Par ailleurs, il arrive que les familles élargies adoptent une langue tierce qui sert de langue véhiculaire pour communiquer avec leurs neveux, nièces ou petits-enfants quand ils en ont la possibilité. Pour les familles E et H, la communication étant possible en anglais, c’est la langue

qui a été privilégiée à acquérir pour leurs enfants et même à transmettre (du moins pendant un temps) pour Abby (H-PM) dont c’est la langue seconde. Au Danemark, c’est une langue que tout le monde connaît (D-Johanne-PM-348/350), aux Philippines, c’est « la langue administrative » et qui est aussi très largement utilisée dans la famille d’Abby, quasiment au même titre que le tagalog. Cette décision a aussi pu être influencée par le fait qu’Abby ait séjourné deux ans aux Etats- Unis juste avant de s’installer en France.

Pour les familles D et F, le contact avec la grand-mère marocaine ne s’est fait qu’en marocain et « par gestes ». Dans un cas, c’est la grand-mère qui s’est chargée entièrement de la transmission comme elle habite en France et est voisine de la famille F. Dans l’autre cas, la grand-mère a vécu un certain temps en France au domicile familial sans la présence du parent natif, ce qui n’a pourtant pas poussé Amina à plus transmettre sa LO à cette période.

La communication peut alors avoir lieu « par gestes », à l’aide de « quelques mots » (D- Aurélien-E/ D-Cécile-E) pour exprimer une idée plus « global[e] » (E-Gabriel-E) ou par traduction (pour la famille E aussi en particulier au début quand les enfants ne connaissaient pas encore trop l’anglais).

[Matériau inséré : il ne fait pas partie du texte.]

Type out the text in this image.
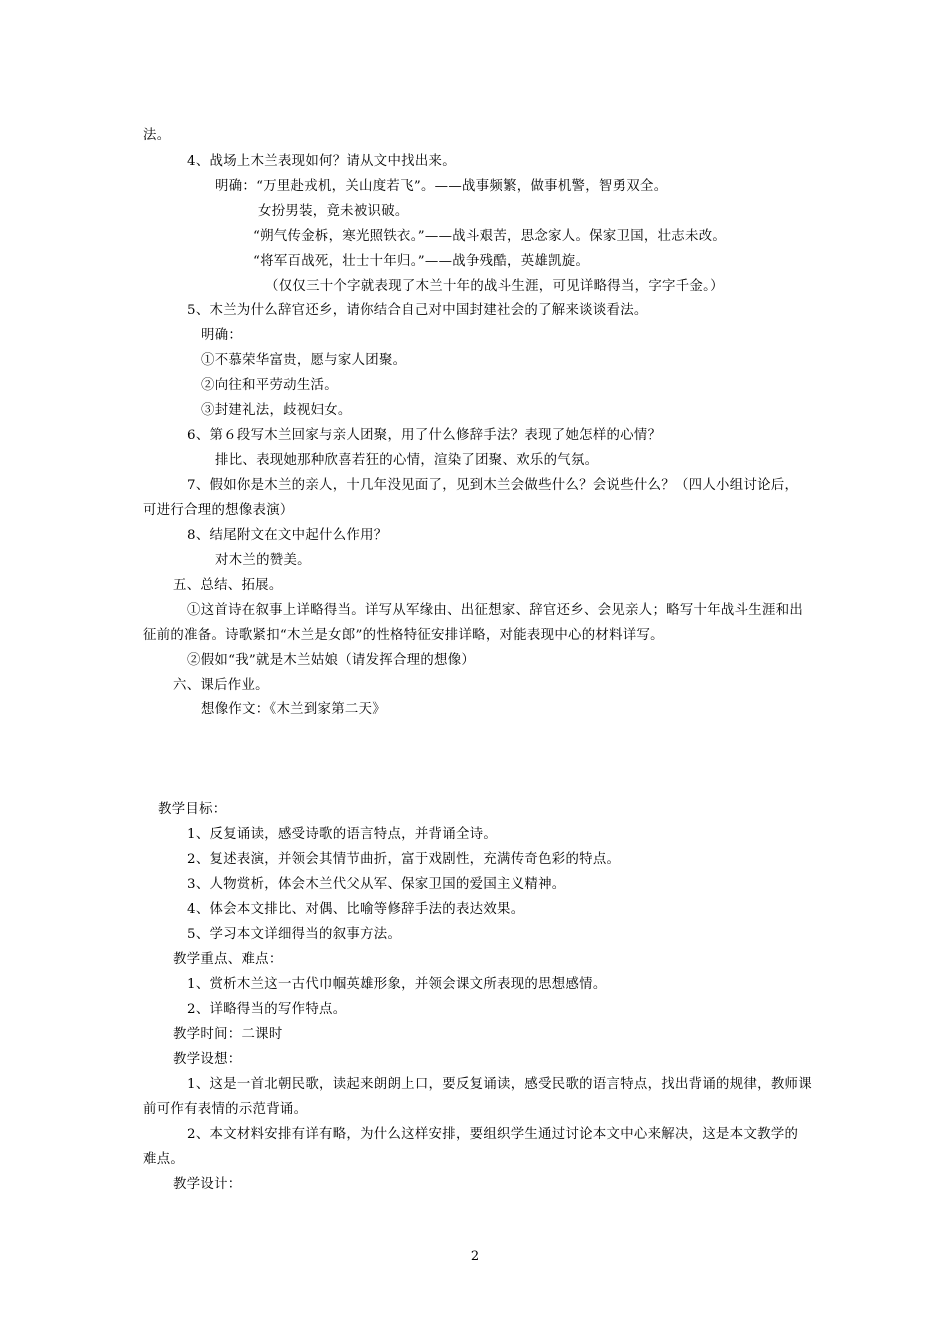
法。
4、战场上木兰表现如何？请从文中找出来。
明确：“万里赴戎机，关山度若飞”。——战事频繁，做事机警，智勇双全。
女扮男装，竟未被识破。
“朔气传金柝，寒光照铁衣。”——战斗艰苦，思念家人。保家卫国，壮志未改。
“将军百战死，壮士十年归。”——战争残酷，英雄凯旋。
（仅仅三十个字就表现了木兰十年的战斗生涯，可见详略得当，字字千金。）
5、木兰为什么辞官还乡，请你结合自己对中国封建社会的了解来谈谈看法。
明确：
①不慕荣华富贵，愿与家人团聚。
②向往和平劳动生活。
③封建礼法，歧视妇女。
6、第６段写木兰回家与亲人团聚，用了什么修辞手法？表现了她怎样的心情？
排比、表现她那种欣喜若狂的心情，渲染了团聚、欢乐的气氛。
7、假如你是木兰的亲人，十几年没见面了，见到木兰会做些什么？会说些什么？（四人小组讨论后，
可进行合理的想像表演）
8、结尾附文在文中起什么作用？
对木兰的赞美。
五、总结、拓展。
①这首诗在叙事上详略得当。详写从军缘由、出征想家、辞官还乡、会见亲人；略写十年战斗生涯和出
征前的准备。诗歌紧扣“木兰是女郎”的性格特征安排详略，对能表现中心的材料详写。
②假如“我”就是木兰姑娘（请发挥合理的想像）
六、课后作业。
想像作文：《木兰到家第二天》
教学目标：
1、反复诵读，感受诗歌的语言特点，并背诵全诗。
2、复述表演，并领会其情节曲折，富于戏剧性，充满传奇色彩的特点。
3、人物赏析，体会木兰代父从军、保家卫国的爱国主义精神。
4、体会本文排比、对偶、比喻等修辞手法的表达效果。
5、学习本文详细得当的叙事方法。
教学重点、难点：
1、赏析木兰这一古代巾帼英雄形象，并领会课文所表现的思想感情。
2、详略得当的写作特点。
教学时间：二课时
教学设想：
1、这是一首北朝民歌，读起来朗朗上口，要反复诵读，感受民歌的语言特点，找出背诵的规律，教师课
前可作有表情的示范背诵。
2、本文材料安排有详有略，为什么这样安排，要组织学生通过讨论本文中心来解决，这是本文教学的
难点。
教学设计：
2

1.2.2) Dans le pays d’origine du parent migrant

Quand les enfants ont la possibilité de voyager dans le pays d’origine du parent migrant en utilisant une autre langue que sa LO, il y a moins de motivation à la transmettre. Nous venons de voir que l’anglais était pour des raisons différentes très largement répandu au Danemark et aux Philippines. En ce qui concerne le Maroc, Amina et Karim soulignent que le fait que leurs enfants ne connaissent pas ou peu le marocain « ne sera pas un problème » (D-Amina-PM-448) pour s’y rendre puisque « tout le monde [y] parle le français » (F-Karim-PM-116).

Au-delà des politiques linguistiques familiales raisonnées, réfléchies, il arrive que le choix de ne pas transmettre sa langue d’origine s’impose parfois au parent migrant même quand la famille élargie et/ou le parent natif tentent d’encourager la transmission :

D-Amina-PM-436/438 « Je disais vous avez raison mais j’ai du mal (…) je ne peux pas vous expliquer je ne vais pas me forcer »

Communiquer en français avec ses enfants est alors envisagé comme « une nature » (F-Karim- PM-50) qui n’est pas le résultat d’une prise de décision :

F-Karim-PM-84 « je ne me pose pas la question c’est comme ça c’est comme ça »

Les choix sont donc plus ou moins explicites et les parents ne s’expliquent pas toujours pourquoi ils n’ont pas transmis leur LO. Il faut alors s’intéresser aux différentes dimensions

proposées notamment par Deprez pour tenter d’analyser ce qui a guidé le choix des parents en plus des raisons déclarées, conscientisées.